Skin problems can erupt as the skin becomes oilier. The amount of oil the glands produce is different in each boy. Many boys will experience pimples, where the pores of the oil glands become clogged with oil. Some boys may experience a more severe case of pimples called acne. Acne can cause pitting or scarring of the skin.
Some boys develop stretch marks which are purplish or white lines on the skin. This happens when the growth rate is too fast for the skin and the skin is stretch to the point that it loses its elasticity. Many times the marks will fade with time, but sometimes they do not fade completely.
Changes in the Breast and the Voice
While it is well known that girls’ breasts change during puberty, most people do not realize that the breasts of boys change as well. The ring of colored flesh around the nipple, called the areola, gets darker and wider. The nipples may become slightly larger. The breasts may become tender or sore and underneath the nipples, some boys may experience a small buttonlike bump. Eventually the bumps and the soreness go away. Many boys, at least half, experience some swelling of the breasts during puberty. This swelling can last from 12 to 18 months.
Testosterone causes the larynx of boys to grow larger. The vocal cords become thicker and longer and this causes the tone of the voice to change. This usually happens around the ages of 14 or 15 years. Some boys do not notice the change until others tell them their voice sounds different. For other boys, the throat may become sore and scratchy for a few weeks; the change can be sudden and noticeable. Some boys are embarrassed when their voice changes or “cracks” as they feel out of control and the cracking can cause the voice to sound high and squeaky.

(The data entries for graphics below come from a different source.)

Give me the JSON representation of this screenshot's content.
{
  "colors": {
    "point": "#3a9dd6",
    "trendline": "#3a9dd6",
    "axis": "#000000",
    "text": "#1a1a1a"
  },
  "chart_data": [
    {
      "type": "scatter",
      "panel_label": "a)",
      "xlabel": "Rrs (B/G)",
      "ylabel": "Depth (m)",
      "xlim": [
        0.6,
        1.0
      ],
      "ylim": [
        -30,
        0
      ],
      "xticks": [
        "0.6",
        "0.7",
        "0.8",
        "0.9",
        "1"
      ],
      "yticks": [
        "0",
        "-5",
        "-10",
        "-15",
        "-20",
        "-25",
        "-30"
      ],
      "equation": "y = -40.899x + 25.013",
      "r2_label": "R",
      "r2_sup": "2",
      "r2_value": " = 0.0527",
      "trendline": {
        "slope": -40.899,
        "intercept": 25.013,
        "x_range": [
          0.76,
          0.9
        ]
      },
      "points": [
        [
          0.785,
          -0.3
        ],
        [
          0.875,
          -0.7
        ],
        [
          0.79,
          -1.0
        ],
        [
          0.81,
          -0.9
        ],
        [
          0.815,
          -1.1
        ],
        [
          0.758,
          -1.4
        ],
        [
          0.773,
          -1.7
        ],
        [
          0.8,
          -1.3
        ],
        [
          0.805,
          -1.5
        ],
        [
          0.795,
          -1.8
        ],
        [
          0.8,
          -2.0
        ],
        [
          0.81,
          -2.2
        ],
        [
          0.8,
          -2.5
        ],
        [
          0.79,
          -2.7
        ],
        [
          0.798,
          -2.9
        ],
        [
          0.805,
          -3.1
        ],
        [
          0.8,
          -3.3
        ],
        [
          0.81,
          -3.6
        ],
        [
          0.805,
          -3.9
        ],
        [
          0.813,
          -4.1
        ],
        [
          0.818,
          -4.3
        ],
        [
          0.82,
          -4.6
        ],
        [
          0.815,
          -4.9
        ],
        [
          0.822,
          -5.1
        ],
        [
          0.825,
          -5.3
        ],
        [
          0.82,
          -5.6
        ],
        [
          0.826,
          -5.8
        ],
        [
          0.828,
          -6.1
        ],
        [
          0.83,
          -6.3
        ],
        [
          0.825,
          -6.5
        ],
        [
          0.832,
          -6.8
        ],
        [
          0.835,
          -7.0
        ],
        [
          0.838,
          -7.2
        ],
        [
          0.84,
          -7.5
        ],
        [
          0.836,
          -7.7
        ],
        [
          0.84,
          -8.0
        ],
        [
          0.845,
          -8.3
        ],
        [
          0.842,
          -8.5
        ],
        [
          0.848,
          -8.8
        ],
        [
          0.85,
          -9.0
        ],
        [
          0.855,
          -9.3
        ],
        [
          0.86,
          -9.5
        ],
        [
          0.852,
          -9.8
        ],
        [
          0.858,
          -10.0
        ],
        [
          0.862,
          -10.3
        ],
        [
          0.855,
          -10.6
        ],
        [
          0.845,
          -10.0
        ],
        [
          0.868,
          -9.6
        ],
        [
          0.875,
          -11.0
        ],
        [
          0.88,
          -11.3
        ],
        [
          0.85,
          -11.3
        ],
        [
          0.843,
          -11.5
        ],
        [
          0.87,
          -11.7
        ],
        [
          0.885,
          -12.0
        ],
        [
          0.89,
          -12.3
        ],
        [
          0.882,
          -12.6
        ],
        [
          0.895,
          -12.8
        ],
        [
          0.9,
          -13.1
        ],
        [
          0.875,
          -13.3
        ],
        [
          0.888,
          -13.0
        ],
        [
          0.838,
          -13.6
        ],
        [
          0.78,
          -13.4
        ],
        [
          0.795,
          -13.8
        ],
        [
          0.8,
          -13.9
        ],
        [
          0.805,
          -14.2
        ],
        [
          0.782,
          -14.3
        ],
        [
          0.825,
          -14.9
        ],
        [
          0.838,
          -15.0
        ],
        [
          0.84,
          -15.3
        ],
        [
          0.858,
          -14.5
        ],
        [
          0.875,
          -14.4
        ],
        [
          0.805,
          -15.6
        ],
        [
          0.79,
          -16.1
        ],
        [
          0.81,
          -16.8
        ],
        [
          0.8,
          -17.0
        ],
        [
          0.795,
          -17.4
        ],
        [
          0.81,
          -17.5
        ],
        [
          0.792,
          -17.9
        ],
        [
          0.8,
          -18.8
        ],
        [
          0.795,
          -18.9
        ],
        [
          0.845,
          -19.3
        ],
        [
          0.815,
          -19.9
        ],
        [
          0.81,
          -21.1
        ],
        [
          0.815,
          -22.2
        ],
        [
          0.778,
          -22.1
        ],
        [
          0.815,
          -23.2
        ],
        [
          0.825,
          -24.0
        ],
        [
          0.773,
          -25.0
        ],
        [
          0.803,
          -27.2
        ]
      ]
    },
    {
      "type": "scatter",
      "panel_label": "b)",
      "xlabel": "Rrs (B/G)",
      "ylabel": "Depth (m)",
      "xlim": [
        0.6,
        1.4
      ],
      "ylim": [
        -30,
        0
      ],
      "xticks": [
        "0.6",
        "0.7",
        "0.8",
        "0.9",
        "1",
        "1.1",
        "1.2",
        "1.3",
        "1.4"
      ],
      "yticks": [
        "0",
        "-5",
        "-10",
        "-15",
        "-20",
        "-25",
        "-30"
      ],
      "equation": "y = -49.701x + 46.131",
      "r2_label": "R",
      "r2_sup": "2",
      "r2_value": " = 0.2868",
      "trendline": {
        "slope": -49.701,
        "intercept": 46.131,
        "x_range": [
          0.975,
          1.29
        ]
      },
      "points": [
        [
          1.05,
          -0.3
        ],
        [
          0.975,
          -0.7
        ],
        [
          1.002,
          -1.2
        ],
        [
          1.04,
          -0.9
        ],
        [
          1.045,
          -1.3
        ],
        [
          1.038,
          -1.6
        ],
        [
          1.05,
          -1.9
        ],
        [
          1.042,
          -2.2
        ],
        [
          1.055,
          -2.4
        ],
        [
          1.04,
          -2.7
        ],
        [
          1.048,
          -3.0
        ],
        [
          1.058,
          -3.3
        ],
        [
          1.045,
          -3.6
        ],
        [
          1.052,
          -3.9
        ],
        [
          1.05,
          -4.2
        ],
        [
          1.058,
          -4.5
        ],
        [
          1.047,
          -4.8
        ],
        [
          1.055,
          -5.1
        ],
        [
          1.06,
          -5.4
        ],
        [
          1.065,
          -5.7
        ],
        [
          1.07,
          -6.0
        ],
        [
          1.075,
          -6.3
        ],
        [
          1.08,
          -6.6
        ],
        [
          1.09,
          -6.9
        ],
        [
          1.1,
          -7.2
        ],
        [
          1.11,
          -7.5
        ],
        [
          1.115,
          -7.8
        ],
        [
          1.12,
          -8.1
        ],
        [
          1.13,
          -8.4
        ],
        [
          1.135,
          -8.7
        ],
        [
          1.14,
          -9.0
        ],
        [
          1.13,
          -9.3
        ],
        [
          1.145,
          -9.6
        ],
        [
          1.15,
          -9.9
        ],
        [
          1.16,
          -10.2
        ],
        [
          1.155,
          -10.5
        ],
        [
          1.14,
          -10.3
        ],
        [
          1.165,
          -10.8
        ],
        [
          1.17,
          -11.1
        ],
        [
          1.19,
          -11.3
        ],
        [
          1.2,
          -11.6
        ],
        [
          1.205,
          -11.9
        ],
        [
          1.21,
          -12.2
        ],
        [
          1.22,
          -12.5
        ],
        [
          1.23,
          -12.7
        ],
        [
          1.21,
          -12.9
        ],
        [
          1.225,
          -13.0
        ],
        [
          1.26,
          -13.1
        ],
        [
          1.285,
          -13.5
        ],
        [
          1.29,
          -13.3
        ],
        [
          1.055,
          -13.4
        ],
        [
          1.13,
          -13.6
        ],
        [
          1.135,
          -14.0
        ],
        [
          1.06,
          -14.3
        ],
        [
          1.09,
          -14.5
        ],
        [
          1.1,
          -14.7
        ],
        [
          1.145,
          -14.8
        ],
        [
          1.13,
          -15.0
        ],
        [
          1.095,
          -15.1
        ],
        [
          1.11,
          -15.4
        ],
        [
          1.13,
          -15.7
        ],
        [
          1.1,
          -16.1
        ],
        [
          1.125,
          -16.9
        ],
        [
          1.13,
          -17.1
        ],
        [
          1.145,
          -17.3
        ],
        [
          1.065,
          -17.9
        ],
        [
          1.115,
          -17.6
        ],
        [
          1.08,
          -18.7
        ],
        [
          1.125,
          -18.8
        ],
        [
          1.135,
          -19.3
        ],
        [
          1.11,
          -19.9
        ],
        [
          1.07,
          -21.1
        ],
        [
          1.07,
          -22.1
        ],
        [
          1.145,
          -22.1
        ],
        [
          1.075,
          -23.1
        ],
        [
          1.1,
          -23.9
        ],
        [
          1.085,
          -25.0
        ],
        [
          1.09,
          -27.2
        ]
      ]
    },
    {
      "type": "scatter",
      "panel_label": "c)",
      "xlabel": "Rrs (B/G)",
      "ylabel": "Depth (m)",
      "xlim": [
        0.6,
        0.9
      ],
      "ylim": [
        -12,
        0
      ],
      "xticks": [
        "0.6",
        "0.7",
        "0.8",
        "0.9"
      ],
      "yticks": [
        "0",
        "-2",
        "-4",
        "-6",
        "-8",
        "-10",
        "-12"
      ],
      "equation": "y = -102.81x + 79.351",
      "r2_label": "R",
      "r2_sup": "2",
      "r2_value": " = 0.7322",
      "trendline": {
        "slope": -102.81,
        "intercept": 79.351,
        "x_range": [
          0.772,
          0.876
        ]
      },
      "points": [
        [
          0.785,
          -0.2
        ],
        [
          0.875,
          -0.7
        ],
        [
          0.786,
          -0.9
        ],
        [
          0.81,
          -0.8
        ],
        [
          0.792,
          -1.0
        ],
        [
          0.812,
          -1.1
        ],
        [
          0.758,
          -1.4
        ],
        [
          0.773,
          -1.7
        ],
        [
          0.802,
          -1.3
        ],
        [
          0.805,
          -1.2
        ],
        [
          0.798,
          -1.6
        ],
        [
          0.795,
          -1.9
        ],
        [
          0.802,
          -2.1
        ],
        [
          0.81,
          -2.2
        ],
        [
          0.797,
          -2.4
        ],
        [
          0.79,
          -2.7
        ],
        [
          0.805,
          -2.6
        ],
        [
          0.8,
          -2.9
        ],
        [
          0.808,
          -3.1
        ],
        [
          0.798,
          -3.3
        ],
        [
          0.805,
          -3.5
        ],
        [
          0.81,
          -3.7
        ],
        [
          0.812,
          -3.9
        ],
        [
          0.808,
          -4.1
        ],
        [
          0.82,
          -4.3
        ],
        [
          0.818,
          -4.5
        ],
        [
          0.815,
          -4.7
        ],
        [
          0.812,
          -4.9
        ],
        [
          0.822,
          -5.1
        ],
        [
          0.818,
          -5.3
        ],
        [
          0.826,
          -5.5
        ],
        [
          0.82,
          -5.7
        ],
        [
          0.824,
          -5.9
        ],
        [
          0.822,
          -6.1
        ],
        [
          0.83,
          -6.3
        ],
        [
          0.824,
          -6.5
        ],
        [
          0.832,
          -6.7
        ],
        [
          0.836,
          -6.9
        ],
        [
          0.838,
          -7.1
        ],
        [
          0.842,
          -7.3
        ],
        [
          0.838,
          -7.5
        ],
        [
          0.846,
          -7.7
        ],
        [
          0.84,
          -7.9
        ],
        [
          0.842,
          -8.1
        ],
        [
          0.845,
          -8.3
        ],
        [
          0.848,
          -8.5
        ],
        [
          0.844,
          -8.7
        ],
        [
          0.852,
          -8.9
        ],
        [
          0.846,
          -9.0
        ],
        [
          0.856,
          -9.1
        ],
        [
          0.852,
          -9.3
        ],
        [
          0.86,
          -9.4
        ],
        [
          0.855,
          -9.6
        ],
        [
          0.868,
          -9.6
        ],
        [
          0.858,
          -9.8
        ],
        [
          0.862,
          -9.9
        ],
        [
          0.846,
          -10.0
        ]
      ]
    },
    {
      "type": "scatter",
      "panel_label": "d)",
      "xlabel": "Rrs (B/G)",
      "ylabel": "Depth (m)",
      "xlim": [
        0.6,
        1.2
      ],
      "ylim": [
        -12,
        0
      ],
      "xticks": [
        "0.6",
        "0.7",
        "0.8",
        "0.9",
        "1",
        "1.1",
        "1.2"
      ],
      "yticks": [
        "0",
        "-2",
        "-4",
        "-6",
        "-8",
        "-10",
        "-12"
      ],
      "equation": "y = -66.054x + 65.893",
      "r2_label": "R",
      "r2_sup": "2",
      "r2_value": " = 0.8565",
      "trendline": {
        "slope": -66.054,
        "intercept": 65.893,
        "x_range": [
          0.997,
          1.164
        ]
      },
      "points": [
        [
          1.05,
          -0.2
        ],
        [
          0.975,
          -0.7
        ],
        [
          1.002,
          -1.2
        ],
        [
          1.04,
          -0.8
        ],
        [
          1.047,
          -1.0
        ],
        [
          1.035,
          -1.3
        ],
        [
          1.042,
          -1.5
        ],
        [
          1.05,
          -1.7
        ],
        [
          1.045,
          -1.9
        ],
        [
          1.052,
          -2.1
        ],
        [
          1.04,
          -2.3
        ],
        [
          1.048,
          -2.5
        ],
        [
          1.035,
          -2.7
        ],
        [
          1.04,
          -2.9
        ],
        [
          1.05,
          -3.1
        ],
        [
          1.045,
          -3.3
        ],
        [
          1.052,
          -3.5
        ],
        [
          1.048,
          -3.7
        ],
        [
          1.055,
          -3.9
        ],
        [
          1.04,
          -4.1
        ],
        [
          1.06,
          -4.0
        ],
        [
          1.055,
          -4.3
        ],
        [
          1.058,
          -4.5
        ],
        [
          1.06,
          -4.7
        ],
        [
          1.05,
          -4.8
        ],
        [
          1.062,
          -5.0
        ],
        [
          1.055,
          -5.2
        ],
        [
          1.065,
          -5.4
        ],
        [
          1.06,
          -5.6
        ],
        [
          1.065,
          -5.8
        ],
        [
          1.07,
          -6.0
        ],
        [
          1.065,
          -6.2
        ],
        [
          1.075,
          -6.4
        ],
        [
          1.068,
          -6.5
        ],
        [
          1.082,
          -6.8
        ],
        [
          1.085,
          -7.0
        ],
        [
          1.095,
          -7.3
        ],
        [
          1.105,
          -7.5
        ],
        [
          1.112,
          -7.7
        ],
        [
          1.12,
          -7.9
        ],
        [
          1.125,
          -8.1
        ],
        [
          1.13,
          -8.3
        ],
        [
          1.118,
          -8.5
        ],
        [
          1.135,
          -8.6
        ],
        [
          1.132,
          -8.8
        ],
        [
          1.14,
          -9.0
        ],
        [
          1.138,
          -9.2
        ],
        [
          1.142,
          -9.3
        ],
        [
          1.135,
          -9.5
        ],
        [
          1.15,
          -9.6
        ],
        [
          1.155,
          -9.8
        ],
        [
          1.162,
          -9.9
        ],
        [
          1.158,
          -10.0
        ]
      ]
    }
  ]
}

With all of these changes to the body, it is not unusual for boys to be embarrassed when first experiencing a change. Boys in puberty do not have to be embarrassing if they know more about what is happening to them. Understanding their bodies and learning that what they are experiencing is perfectly normal can help boys in puberty navigate the minefield of those chaotic years.
Madaras, Lynda & Saavedra, Dane. The What’s Happening to My Body? Book for Boys. New York: Newmarket Press, 1984.